Sistem Rekognisi Citra Digital Bahasa Isyarat Menggunakan Convolutional Neural Network dan Spatial Transformer

Mohammad Alfiano Rizky Mahardika; Novanto Yudistira; Achmad Ridok

doi:10.25126/jtiik.2023118098

Penulis

Mohammad Alfiano Rizky Mahardika Universitas Brawijaya, Malang
Novanto Yudistira Universitas Brawijaya, Malang
Achmad Ridok Universitas Brawijaya, Malang

DOI:

https://doi.org/10.25126/jtiik.2023118098

Kata Kunci:

Convolutional Neural Network, spatial transformer, bahasa isyarat, klasifikasi real-time

Abstrak

Bahasa isyarat merupakan hal yang sangat penting bagi suatu kelompok masyarakat, yaitu masyarakat bisu atau tuli. Untuk dapat berkomunikasi dengan masyarakat bisu atau tuli, orang yang tidak bisu atau tuli memerlukan bahasa isyarat tersebut untuk dapat mengerti maksud atau pikiran mereka yang bisu atau tuli. Sebagian besar percakapan pada bahasa isyarat dilakukan dengan menggunakan tangan, dimana tangan beserta jari-jarinya digunakan untuk membentuk pose atau bentuk yang unik, sehingga dapat dikenali sebagai maksud tertentu. Penulis mengusulkan dikembangkan sistem rekognisi citra digital untuk dapat mengenali bahasa isyarat tersebut. Dengan menggunakan metode Convolutional Neural Network (CNN) yang merupakan bagian dari Deep Learning atau Machine Learning, sistem akan mengenali pose atau bentuk dari citra bahasa isyarat yang dimasukkan, dan memberikan luaran yang sesuai dengan maksud dari pose atau bentuk dari citra bahasa isyarat tersebut. Penelitian ini dimulai dengan pengumpulan data, baik data sekunder dari internet maupun data pribadi yang diambil secara manual. Data kemudian melalui pemrosesan awal dan diklasifikasikan dengan CNN, lalu didapatkan hasil untuk dianalisis. Apabila hasil memuaskan, model akan diekspor untuk dimasukkan ke dalam aplikasi berbasis web untuk digunakan secara real-time. Berdasarkan hasil pengujian, model yang terbaik untuk arsitektur adalah model EfficientNet B4 dengan menggunakan Hyperparameter optimizer Adam dan learning rate 0.001 beserta scheduler. Digunakan pretrained weights untuk meningkatkan akurasi tersebut, dan ditambahkan Spatial transformer untuk mencoba membuat model menjadi lebih kokoh.
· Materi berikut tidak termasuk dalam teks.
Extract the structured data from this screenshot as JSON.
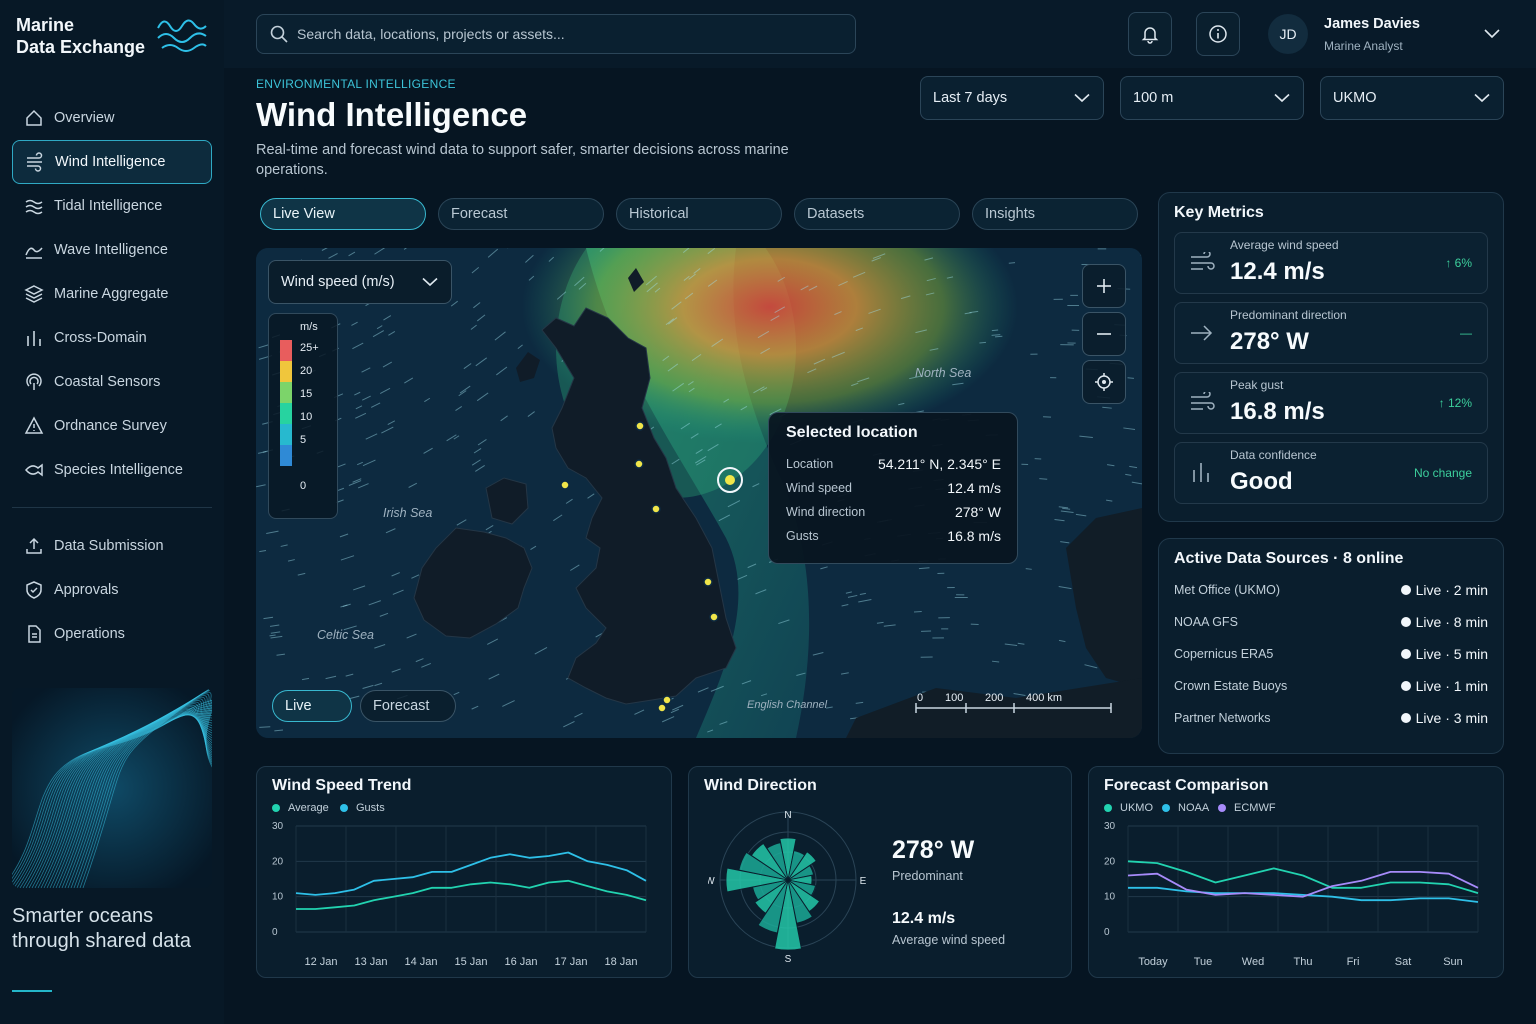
{
  "brand": {
    "line1": "Marine",
    "line2": "Data Exchange"
  },
  "search": {
    "placeholder": "Search data, locations, projects or assets..."
  },
  "user": {
    "initials": "JD",
    "name": "James Davies",
    "role": "Marine Analyst"
  },
  "nav": {
    "primary": [
      "Overview",
      "Wind Intelligence",
      "Tidal Intelligence",
      "Wave Intelligence",
      "Marine Aggregate",
      "Cross-Domain",
      "Coastal Sensors",
      "Ordnance Survey",
      "Species Intelligence"
    ],
    "secondary": [
      "Data Submission",
      "Approvals",
      "Operations"
    ],
    "active": "Wind Intelligence"
  },
  "tagline": "Smarter oceans through shared data",
  "header": {
    "eyebrow": "ENVIRONMENTAL INTELLIGENCE",
    "title": "Wind Intelligence",
    "subtitle": "Real-time and forecast wind data to support safer, smarter decisions across marine operations."
  },
  "filters": {
    "period": "Last 7 days",
    "height": "100 m",
    "source": "UKMO"
  },
  "tabs": [
    "Live View",
    "Forecast",
    "Historical",
    "Datasets",
    "Insights"
  ],
  "map": {
    "layer_select": "Wind speed (m/s)",
    "legend": {
      "unit": "m/s",
      "labels": [
        "25+",
        "20",
        "15",
        "10",
        "5",
        "0"
      ]
    },
    "seas": {
      "north": "North Sea",
      "irish": "Irish Sea",
      "celtic": "Celtic Sea",
      "channel": "English Channel"
    },
    "modes": [
      "Live",
      "Forecast"
    ],
    "scale": [
      "0",
      "100",
      "200",
      "400 km"
    ],
    "tooltip": {
      "title": "Selected location",
      "rows": [
        {
          "key": "Location",
          "value": "54.211° N, 2.345° E"
        },
        {
          "key": "Wind speed",
          "value": "12.4 m/s"
        },
        {
          "key": "Wind direction",
          "value": "278° W"
        },
        {
          "key": "Gusts",
          "value": "16.8 m/s"
        }
      ]
    }
  },
  "metrics": {
    "title": "Key Metrics",
    "items": [
      {
        "label": "Average wind speed",
        "value": "12.4 m/s",
        "delta": "↑ 6%"
      },
      {
        "label": "Predominant direction",
        "value": "278° W",
        "delta": "—"
      },
      {
        "label": "Peak gust",
        "value": "16.8 m/s",
        "delta": "↑ 12%"
      },
      {
        "label": "Data confidence",
        "value": "Good",
        "delta": "No change"
      }
    ]
  },
  "sources": {
    "title": "Active Data Sources · 8 online",
    "items": [
      {
        "name": "Met Office (UKMO)",
        "status": "Live · 2 min"
      },
      {
        "name": "NOAA GFS",
        "status": "Live · 8 min"
      },
      {
        "name": "Copernicus ERA5",
        "status": "Live · 5 min"
      },
      {
        "name": "Crown Estate Buoys",
        "status": "Live · 1 min"
      },
      {
        "name": "Partner Networks",
        "status": "Live · 3 min"
      }
    ]
  },
  "wind_direction": {
    "title": "Wind Direction",
    "compass": [
      "N",
      "E",
      "S",
      "W"
    ],
    "direction": "278° W",
    "direction_label": "Predominant",
    "speed": "12.4 m/s",
    "speed_label": "Average wind speed"
  },
  "chart_data": [
    {
      "type": "line",
      "title": "Wind Speed Trend",
      "categories": [
        "12 Jan",
        "13 Jan",
        "14 Jan",
        "15 Jan",
        "16 Jan",
        "17 Jan",
        "18 Jan"
      ],
      "ylim": [
        0,
        30
      ],
      "yticks": [
        0,
        10,
        20,
        30
      ],
      "series": [
        {
          "name": "Average",
          "color": "#22d3b0",
          "values": [
            6.5,
            6.5,
            7,
            7.5,
            9,
            10,
            11,
            12.5,
            12.5,
            13.5,
            14,
            13.5,
            12.5,
            14,
            14.5,
            13,
            11.5,
            10.5,
            9
          ]
        },
        {
          "name": "Gusts",
          "color": "#2ec0e8",
          "values": [
            11,
            10.5,
            11,
            12,
            14.5,
            15,
            15.5,
            17,
            17,
            19,
            21,
            22,
            21,
            21.5,
            22.5,
            20,
            19,
            17.5,
            14.5
          ]
        }
      ]
    },
    {
      "type": "line",
      "title": "Forecast Comparison",
      "categories": [
        "Today",
        "Tue",
        "Wed",
        "Thu",
        "Fri",
        "Sat",
        "Sun"
      ],
      "ylim": [
        0,
        30
      ],
      "yticks": [
        0,
        10,
        20,
        30
      ],
      "series": [
        {
          "name": "UKMO",
          "color": "#22d3b0",
          "values": [
            20,
            19.5,
            17,
            14,
            16,
            18,
            16,
            12.5,
            12.5,
            14,
            14,
            13.5,
            11
          ]
        },
        {
          "name": "NOAA",
          "color": "#2ec0e8",
          "values": [
            12.5,
            12.5,
            11.5,
            11,
            11,
            11,
            10.5,
            10,
            9,
            9,
            9.5,
            9.5,
            8.5
          ]
        },
        {
          "name": "ECMWF",
          "color": "#a78bfa",
          "values": [
            16,
            16.5,
            12,
            10.5,
            11,
            10.5,
            10,
            13,
            14.5,
            17,
            17,
            16.5,
            12.5
          ]
        }
      ]
    }
  ]
}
Ditambah dengan pretrained weights, model diekspor untuk digunakan secara real-time. Hasil pengujian real-time menunjukkan bahwa model mampu mendeteksi setidaknya 23 dari 26 alfabet pada latar belakang yang abstrak. Apabila diuji pada latar belakang polos seperti hitam atau putih, model mampu mendeteksi seluruh 26 alfabet dengan probabilitas yang hampir sempurna. Hal ini menunjukkan bahwa metode yang digunakan sudah mampu mengatasi masalah yang disampaikan.

Abstract

Sign language is very important for a group of people, namely the deaf or dumb. To be able to communicate with people who are mute or deaf, people who are not mute or deaf require sign language to be able to understand the intentions or thoughts of those who are mute or deaf. Most conversations in sign language are carried out using the hands, where the hands and their fingers are used to form unique poses or shapes, so that they can be recognized as having certain meanings. The author proposes to develop a digital image recognition system to be able to recognize sign language. By using the Convolutional Neural Network (CNN) method which is part of Deep Learning or Machine Learning, the system will recognize the pose or shape of the entered sign language image, and provide output that matches the meaning of the pose or shape of the sign language image. This research began with data collection, both secondary data from the internet and personal data taken manually. The data then goes through initial processing and is classified with CNN, then results are obtained for analysis. If the results are satisfactory, the model will be exported to be included in a web-based application for use in real-time. Based on the test results, the best model for the architecture is the EfficientNet B4 model with the Hyperparameter consisting of optimizer Adam and learning rate 0.001 along with the scheduler. Pretrained weights were used to improve accuracy, and Spatial transformers were added to try to make the model more robust. Coupled with pretrained weights, the model is exported for use in real-time. Real-time test results show that the model is able to detect at least 23 of the 26 alphabets on an abstract background. When tested on a plain background such as black or white, the model was able to detect all 26 alphabets with almost perfect probability. This shows that the method used is able to overcome the problem presented.

Downloads

Download data is not yet available.

Referensi

ARCOS-GARCÍA, Á., ALVAREZ-GARCIA, J.A. AND SORIA-MORILLO, L.M., 2018. Deep neural network for traffic sign recognition systems: An analysis of spatial transformers and stochastic optimisation methods. Neural Networks, 99, pp.158-165.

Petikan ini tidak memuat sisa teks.